The plenum offers a platform for President Xi Jinping, who became party leader last year, to make clear his own economic vision. The party is not expected to release any details until the meeting ends Tuesday.
Chinese leaders have talked for two years about the need for a new growth model. But major reforms were put off until Xi and other leaders consolidated their political positions following a once-a-decade handover of power.
Pressure for change has mounted as economic growth tumbled to a two-decade low of 7.5 percent in second quarter of this year. Beijing propped up growth with a mini-stimulus of higher spending on railway construction and other public works but Premier Li Keqiang, the top economic official, has said the leadership wants to focus on longer-term reforms.
The leadership has issued a flurry of piecemeal changes including easing controls on bank lending and announcing a free-trade zone in Shanghai. But Beijing has yet to tackle fundamental changes such as curbing the dominance of state companies that the previous generation of leaders spent the past decade building up.
Xi, Li and other have raised hopes and the political stakes with comments in official media promising an economic transformation.
This round of reforms will be "broad, with major strength, and will be unprecedented," the official Xinhua News Agency quoted the party's No. 4 leader, Yu Zhengsheng, as saying last month.
The government still dominates China's economy three decades after Deng's market-style reforms set its boom in motion. The state owns all land and controls industries including banking, energy and telecommunications.
"Smaller, more efficient firms are starved of credit. They don't get the same breaks in terms of cheap land, cheap energy that the better-connected state firms get," said Williams. "The result is that the economy is less efficient than it would be otherwise."

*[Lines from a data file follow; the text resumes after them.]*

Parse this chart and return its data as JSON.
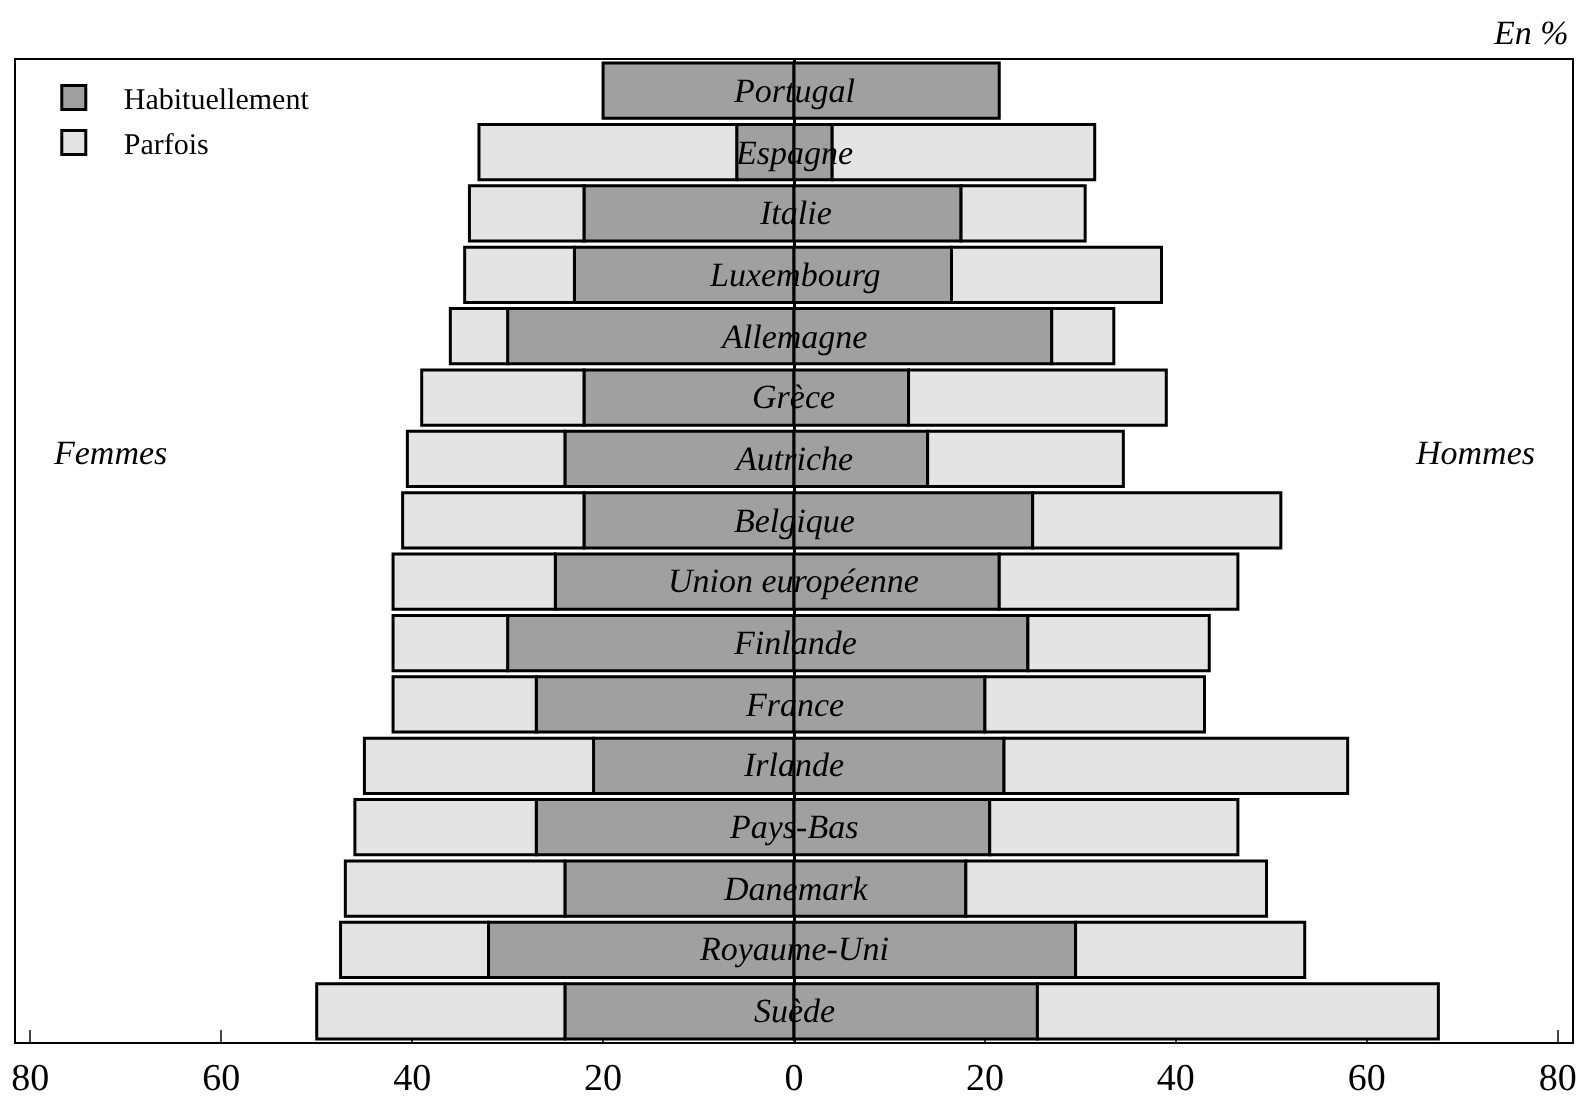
{
  "chart_data": {
    "type": "bar",
    "orientation": "horizontal",
    "stacked": true,
    "categories": [
      "Portugal",
      "Espagne",
      "Italie",
      "Luxembourg",
      "Allemagne",
      "Grèce",
      "Autriche",
      "Belgique",
      "Union européenne",
      "Finlande",
      "France",
      "Irlande",
      "Pays-Bas",
      "Danemark",
      "Royaume-Uni",
      "Suède"
    ],
    "series": [
      {
        "name": "Habituellement",
        "color": "#a0a0a0",
        "values": [
          -20,
          -6,
          -22,
          -23,
          -30,
          -22,
          -24,
          -22,
          -25,
          -30,
          -27,
          -21,
          -27,
          -24,
          -32,
          -24
        ]
      },
      {
        "name": "Parfois",
        "color": "#e4e4e4",
        "values": [
          null,
          -27,
          -12,
          -11.5,
          -6,
          -17,
          -16.5,
          -19,
          -17,
          -12,
          -15,
          -24,
          -19,
          -23,
          -15.5,
          -26
        ]
      },
      {
        "color": "#a0a0a0",
        "values": [
          21.5,
          4,
          17.5,
          16.5,
          27,
          12,
          14,
          25,
          21.5,
          24.5,
          20,
          22,
          20.5,
          18,
          29.5,
          25.5
        ]
      },
      {
        "color": "#e4e4e4",
        "values": [
          null,
          27.5,
          13,
          22,
          6.5,
          27,
          20.5,
          26,
          25,
          19,
          23,
          36,
          26,
          31.5,
          24,
          42
        ]
      }
    ],
    "xlim": [
      -81.5,
      81.5
    ],
    "xticks": [
      {
        "value": -80,
        "label": "80"
      },
      {
        "value": -60,
        "label": "60"
      },
      {
        "value": -40,
        "label": "40"
      },
      {
        "value": -20,
        "label": "20"
      },
      0,
      20,
      40,
      60,
      80
    ],
    "annotations": [
      {
        "text": "Femmes"
      },
      {
        "text": "Hommes"
      },
      {
        "text": "En %"
      }
    ],
    "legend": "top left",
    "grid": false
  }
}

Any change that might erode the privileges of politically favored companies is likely to face resistance from their allies in the party.
Land reform also is politically fraught. Allowing farmers to own land could help to raise rural incomes by giving them an asset they could mortgage or sell to invest in better seeds and technology. But changes would be sensitive because they might affect local governments that rely on the sale of land use rights for revenue.
Because of that, analysts say this weekend's meeting likely will be just the start of long and complex negotiations.
A roadmap for reform issued by a Cabinet think tank, the Development Research Center, proposes changes including opening state-controlled industries such as railways, oil and electric power to private competitors.
The think tank represents the most free-market-oriented strain of official thinking. There is no indication how many of its recommendations might be adopted by the ruling party.